As primeiras produções cinematográficas na Madeira, à semelhança de toda a Europa, foram registos documentais (7),  produzidos por portugueses e estrangeiros.

  John Benett-Stanford

O primeiro registo cinematográfio na Madeira, da autoria de John Benett-Stanford, data de março de 1899. O Diário de Notícias (14/05/1897, p 2) divulgou o sucedido, com o título “Animatographo”:

“Na sexta-feira ultima, o sr. Benett Stanford, querendo tirar varias vistas para o seu animatographo, alugou o elevador do Monte, […], tendo, durante o percurso, reproduzido algumas das bellas paizagens que d’ali se disfructám. Chegados ao Monte, […] o sr. Benett Stanford, […] dispôz as cousas por forma que um dos carrinhos de vimes, ao descer o caminho velho do Monte, fosse esbarrar num burro […] a fim de o fazer cahir sobre dois individuos que tomariam logar no referido carro. Ao mesmo tempo que se désse este facto, deviam ser despejados dois saccos cheios de farelos naquelle local, para produzir maior effeito. As cousas passaram-se, como estavam  combinadas, havendo só a lamentar a escoriação causada no burro […])”.

               John Benett  Stanford                              (1870-1947)

Podemos dizer que estávamos, já, perante algo bastante elaborado para a época e com os meios disponíveis. Mas sabemos que John Benett-Stanford (1870-1947), também chamado “Mad Jack”, era um curioso do cinema . Este proprietário de terras e fotógrafo inglês esteve em serviço no Sudão (1898), como correspondente de guerra para o Western Morning News. Adquiriu uma câmara de filmar antes de partir, em Inglaterra, da Prestwich Manufacturing Company.

Em 1899, fez um par de vistas na Madeira, onde a família tinha uma casa, além de uma variedade de cenas de quinta.

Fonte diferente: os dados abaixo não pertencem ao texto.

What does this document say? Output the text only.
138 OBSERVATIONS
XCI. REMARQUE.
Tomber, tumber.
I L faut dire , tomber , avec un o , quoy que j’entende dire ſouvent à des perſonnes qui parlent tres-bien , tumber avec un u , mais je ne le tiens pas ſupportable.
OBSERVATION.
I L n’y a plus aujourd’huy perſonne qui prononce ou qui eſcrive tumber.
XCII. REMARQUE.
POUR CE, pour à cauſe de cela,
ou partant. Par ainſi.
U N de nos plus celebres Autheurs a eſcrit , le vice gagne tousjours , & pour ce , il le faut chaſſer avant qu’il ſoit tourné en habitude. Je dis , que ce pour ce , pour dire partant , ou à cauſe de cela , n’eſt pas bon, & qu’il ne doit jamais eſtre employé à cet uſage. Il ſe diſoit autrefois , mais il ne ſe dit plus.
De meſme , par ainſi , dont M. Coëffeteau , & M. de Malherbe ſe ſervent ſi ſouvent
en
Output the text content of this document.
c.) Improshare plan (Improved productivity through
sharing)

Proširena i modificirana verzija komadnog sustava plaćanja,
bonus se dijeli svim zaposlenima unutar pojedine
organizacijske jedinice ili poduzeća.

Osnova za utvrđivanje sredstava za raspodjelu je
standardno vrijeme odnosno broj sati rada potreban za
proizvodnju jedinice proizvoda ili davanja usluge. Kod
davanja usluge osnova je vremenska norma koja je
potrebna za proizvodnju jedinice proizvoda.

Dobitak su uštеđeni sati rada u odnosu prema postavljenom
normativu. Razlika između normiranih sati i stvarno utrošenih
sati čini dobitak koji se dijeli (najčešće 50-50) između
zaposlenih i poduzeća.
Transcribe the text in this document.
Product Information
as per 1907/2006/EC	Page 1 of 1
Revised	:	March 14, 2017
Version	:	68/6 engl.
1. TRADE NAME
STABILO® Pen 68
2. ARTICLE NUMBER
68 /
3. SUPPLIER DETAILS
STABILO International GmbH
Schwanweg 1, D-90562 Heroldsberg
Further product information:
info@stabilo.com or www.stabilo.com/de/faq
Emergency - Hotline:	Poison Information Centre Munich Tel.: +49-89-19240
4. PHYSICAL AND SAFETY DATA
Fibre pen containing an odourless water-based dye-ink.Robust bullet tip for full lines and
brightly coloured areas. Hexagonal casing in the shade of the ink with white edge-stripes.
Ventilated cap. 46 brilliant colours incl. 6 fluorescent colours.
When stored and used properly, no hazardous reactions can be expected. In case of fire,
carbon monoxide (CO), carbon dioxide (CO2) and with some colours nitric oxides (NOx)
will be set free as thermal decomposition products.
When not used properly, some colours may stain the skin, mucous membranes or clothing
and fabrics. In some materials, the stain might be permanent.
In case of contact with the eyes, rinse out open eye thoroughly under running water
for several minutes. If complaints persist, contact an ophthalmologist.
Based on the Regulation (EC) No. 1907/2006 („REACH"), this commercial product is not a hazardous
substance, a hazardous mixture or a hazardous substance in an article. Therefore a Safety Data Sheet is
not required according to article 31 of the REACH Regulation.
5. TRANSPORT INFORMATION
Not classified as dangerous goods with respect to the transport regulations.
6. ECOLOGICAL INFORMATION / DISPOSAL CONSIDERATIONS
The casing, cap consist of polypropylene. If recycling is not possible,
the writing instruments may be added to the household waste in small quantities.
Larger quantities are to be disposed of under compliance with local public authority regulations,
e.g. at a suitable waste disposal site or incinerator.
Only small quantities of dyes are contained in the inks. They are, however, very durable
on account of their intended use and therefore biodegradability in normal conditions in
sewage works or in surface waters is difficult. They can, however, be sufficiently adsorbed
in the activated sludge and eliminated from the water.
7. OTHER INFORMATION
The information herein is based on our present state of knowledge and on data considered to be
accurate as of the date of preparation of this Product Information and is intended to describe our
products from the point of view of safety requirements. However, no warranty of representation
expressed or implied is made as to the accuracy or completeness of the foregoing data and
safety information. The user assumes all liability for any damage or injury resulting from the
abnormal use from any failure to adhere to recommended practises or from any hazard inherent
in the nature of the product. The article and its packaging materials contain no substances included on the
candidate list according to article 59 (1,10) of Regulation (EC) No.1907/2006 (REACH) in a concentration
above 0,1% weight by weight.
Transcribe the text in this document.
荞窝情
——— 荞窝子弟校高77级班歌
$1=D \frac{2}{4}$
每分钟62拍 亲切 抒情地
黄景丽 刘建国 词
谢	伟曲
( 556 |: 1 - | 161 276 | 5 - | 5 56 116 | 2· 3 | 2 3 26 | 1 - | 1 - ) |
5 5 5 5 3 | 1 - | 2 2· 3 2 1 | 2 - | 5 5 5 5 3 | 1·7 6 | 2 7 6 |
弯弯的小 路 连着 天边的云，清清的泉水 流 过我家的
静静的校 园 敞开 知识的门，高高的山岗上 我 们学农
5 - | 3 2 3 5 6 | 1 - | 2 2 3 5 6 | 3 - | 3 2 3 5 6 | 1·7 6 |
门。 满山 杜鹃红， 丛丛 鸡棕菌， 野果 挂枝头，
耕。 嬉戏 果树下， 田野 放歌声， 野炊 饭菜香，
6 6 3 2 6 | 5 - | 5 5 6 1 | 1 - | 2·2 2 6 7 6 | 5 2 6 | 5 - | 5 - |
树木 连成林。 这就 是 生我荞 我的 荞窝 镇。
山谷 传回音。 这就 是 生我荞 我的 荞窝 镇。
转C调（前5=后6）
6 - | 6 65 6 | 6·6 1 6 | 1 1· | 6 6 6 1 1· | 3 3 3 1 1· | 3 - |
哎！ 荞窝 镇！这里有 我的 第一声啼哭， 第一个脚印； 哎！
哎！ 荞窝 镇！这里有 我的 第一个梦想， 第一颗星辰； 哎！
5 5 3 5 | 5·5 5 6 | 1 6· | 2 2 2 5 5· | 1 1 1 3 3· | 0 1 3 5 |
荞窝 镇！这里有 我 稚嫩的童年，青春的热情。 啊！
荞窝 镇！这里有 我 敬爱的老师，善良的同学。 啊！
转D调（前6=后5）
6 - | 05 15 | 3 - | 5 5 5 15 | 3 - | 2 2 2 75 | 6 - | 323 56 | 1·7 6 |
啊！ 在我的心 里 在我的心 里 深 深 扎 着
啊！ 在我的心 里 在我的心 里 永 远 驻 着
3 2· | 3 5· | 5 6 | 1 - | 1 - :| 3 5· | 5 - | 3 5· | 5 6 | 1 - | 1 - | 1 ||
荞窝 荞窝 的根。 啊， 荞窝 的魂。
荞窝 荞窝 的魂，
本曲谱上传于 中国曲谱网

Nos anos seguintes, realizaram-se apenas registos documentais, normalmente relacionados com a Madeira enquanto atração turística. Aqui destaca-se: Madeira, realizado por estrangeiros e distribuído por uma empresa francesa e pelo inglês George Klein, em 1911. Trata-se de uma fita de 35 mm, com a duração de 90 segundos, onde se veem imagens típicas da Ilha.

Joao Reis Gomes 

O primeiro filme de ficção madeirense conhecido foi o de João dos Reis Gomes,  O Cerco de Safim. No filme, representava-se uma cena da peça de teatro Guiomar Teixeira, que foi exibida durante a representação. Esta peça teve por base a novela histórica A Filha de Tristão das Damas, da autoria do próprio João dos Reis Gomes.

 João Reis Gomes (1869-1950)

As filmagens tiveram lugar no dia 25 de maio de 1913, como anunciou o Diário de Notícias: “Amanhã, pelas 6 horas da manhã, um grupo de cerca de 60 cavalleiros dirigir-se-ha para o sitio da Cancella, freguezia do Caniço, com o fim de ser tirada ali uma fita cinematographica de grande effeito” (Diário de Notícias, 24/5/1913, p. 1 ).

O filme, com a duração aproximada de dez minutos e onde se recriava uma batalha entre cristãos e muçulmanos, foi exibido durante a representação no Teatro Funchalense a 28 de junho de 1913. As imagens, da responsabilidade de André Valldaura, foram comentadas pelos próprios atores que, acompanhados por uma orquestra, se consideravam dentro da fortaleza de Safim.

A estreia foi um sucesso, uma vez que se tratou de “ (…) uma verdadeira noite d’ arte, quer sob o ponto de vista litterario, quer pelo desempenho a cargo de senhoras e cavalheiros da nossa mais distincta sociedade”. O espetáculo iniciou-se às vinte horas, com a sala completamente esgotada, sendo a assistência verdadeiramente selecionada.

Terá sido uma das primeira ocasiões em que se fundiu a ação do cinema com a do teatro, em Portugal.

O Cerco de Safim, João Reis Gomes, 1913.

(7) O documentário é um registo mas com técnica cinematográfica (montagem, enquadramento, etc.) e uso da linguagem do narrador. A estas primeiras produções cinematográficas ,vamos chamar  vistas ou quadros.

(8) Diário de Notícias, ano XXXVII, Nº 11602, domingo, 25 de maio de 1913, p. 2.